TX flagHB 4350 -- Relates to the efficient coordination of emergency response among public and private entities. Requires the approval of the applicable communications district’s board of managers and the consent of each participating jurisdiction and emergency services district before authorizing a certain public safety answering point to transmit emergency response requests to private safety entities.

Utah

UT flagHB 61 -- Requires counties and municipalities to submit certain information, including the location of new streets and developments, to be included in the Automated Geographic Reference Center’s Statewide 911 Emergency Service Database.

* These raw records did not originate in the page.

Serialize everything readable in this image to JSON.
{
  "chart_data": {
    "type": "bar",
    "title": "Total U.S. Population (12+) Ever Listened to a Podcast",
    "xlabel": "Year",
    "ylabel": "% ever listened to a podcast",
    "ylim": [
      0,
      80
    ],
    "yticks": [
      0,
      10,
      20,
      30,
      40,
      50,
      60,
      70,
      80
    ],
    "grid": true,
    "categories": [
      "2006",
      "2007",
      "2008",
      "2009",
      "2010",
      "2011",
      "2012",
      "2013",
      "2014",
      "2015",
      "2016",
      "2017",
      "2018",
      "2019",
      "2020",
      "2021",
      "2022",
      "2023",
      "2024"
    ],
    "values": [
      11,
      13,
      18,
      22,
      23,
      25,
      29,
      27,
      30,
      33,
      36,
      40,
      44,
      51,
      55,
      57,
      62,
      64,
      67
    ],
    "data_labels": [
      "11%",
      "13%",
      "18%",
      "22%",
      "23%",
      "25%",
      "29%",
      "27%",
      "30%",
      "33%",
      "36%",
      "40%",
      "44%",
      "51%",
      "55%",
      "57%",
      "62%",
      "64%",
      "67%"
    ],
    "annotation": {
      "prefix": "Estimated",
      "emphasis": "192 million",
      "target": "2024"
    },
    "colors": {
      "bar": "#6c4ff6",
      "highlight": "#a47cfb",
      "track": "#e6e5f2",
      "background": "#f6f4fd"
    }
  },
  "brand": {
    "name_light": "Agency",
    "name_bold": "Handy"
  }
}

Requires the State Geographic Information Database to contain certain information regarding each public highway in the state.

SB 154 -- Clarifies the definition of a public safety answering point (PSAP). Creates the PSAP Advisory Committee. Prohibits 911 communications to be redirected to anywhere other than the 911 emergency service network. Raises the unified statewide 911 emergency service charge from 9 cents to 25 cents.